10.3760/cma.j.cn511374-20200309-00146
- Author:
Wen WU
1
;
Xiaojian LI
;
Xingying GUO
;
Xiangyan HUANG
Author Information
1. Department of Transfusion Medicine, The 960th Hospital of the PLA Joint Logistics Support Force, Jinan, Shandong 250031, China. xiangyan73@aliyun.com.
- Publication Type:Journal Article
- MeSH:
ABO Blood-Group System/genetics*;
Alleles;
China;
Genotype;
Humans;
Male;
Mutation;
N-Acetylgalactosaminyltransferases/genetics*;
Pedigree
- From:
Chinese Journal of Medical Genetics
2021;38(2):178-180
- CountryChina
- Language:Chinese
-
Abstract:
OBJECTIVE:To explore the genetic basis for a Chinese pedigree with a novel ABO subtype.
METHODS:The proband and his family members were subjected to serological analysis, and their genotypes were determined by fluorescence PCR and direct sequencing of the coding regions of the ABO gene. Exons 6 to 7 of the ABO gene were also subjected to clone sequencing for haplotype analysis.

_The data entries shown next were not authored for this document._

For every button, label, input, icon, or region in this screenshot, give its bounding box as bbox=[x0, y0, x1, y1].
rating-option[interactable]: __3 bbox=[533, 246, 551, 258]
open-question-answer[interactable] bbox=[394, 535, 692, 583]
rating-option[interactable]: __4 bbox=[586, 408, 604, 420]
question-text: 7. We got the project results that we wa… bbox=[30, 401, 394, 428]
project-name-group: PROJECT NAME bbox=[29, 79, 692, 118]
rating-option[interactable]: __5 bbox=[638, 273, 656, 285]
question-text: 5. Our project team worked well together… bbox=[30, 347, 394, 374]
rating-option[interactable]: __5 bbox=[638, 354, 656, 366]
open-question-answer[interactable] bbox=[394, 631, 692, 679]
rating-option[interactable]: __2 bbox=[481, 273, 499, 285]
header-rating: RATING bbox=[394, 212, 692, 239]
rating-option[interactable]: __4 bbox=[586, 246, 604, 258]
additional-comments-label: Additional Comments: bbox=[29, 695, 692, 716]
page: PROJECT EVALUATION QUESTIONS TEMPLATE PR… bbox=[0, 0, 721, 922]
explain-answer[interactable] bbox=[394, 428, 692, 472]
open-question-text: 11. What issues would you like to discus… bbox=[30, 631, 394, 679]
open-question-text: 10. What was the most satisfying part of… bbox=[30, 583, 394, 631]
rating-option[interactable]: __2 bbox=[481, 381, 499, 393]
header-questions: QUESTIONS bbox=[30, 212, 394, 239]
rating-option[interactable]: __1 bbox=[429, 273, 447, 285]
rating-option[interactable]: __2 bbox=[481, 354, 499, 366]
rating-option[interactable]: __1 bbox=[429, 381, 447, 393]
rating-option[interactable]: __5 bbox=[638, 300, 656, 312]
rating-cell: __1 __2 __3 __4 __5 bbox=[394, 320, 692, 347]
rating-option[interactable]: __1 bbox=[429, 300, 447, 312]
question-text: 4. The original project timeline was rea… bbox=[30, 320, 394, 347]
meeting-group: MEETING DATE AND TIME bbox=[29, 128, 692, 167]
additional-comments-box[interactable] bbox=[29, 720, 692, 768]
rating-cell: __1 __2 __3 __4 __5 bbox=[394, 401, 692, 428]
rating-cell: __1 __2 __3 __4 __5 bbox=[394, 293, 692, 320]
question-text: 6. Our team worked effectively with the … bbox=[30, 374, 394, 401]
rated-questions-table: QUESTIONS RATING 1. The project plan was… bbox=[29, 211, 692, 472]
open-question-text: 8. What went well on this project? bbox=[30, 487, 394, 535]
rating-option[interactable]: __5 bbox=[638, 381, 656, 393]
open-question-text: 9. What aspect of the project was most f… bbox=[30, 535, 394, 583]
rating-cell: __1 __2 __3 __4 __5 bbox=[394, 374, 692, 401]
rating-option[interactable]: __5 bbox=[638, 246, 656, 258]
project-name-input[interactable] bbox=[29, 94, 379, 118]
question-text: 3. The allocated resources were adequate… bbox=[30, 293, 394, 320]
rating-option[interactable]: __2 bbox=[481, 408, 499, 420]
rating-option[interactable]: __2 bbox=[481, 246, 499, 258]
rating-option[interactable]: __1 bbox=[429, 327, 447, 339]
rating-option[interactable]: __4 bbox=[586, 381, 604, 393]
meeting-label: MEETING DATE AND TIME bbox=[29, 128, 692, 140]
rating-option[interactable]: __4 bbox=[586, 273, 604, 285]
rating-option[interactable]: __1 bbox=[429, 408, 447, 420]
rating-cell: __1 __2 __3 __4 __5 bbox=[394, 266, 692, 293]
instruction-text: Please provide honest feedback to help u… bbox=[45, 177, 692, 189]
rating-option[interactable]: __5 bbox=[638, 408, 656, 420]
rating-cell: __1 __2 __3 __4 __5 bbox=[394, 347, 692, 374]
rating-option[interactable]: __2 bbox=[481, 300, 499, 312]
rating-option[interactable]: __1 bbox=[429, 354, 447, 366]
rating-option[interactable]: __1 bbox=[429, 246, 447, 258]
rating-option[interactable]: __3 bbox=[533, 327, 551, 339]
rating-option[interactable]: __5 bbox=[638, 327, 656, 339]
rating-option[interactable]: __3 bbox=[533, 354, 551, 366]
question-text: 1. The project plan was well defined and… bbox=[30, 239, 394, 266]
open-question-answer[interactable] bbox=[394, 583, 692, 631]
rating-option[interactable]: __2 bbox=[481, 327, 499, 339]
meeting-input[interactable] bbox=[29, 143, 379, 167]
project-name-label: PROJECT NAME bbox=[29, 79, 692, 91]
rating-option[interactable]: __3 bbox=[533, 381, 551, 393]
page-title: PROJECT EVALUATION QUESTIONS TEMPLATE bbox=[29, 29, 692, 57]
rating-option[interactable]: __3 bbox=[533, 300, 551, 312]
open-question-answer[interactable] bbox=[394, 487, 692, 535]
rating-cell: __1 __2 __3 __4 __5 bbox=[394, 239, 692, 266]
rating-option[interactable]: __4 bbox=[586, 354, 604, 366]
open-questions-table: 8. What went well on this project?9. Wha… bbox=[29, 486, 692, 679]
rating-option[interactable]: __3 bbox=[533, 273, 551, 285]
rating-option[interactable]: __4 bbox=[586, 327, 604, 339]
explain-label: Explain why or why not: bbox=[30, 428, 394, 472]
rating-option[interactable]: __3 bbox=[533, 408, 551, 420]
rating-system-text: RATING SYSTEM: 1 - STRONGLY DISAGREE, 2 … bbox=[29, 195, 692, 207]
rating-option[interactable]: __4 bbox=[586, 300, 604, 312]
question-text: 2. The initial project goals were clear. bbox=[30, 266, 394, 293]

RESULTS:The proband was determined as an AxB subtype. By fluorescence PCR, he was typed as A/B. Clone sequencing has revealed a insertional mutation c.797_798 insT in exon 7 of the ABO gene, which yielded a novel allele. Pedigree analysis confirmed that the novel ABO*A1.02 allele carried by the proband and his sister was inherited from their father. The c.797_798insT mutation has been submitted to GenBank with an accession number of MK125137.
CONCLUSION:The c.797_798insT mutation of exon 7 of the ABO gene probably has led to weakened expression of A antigen.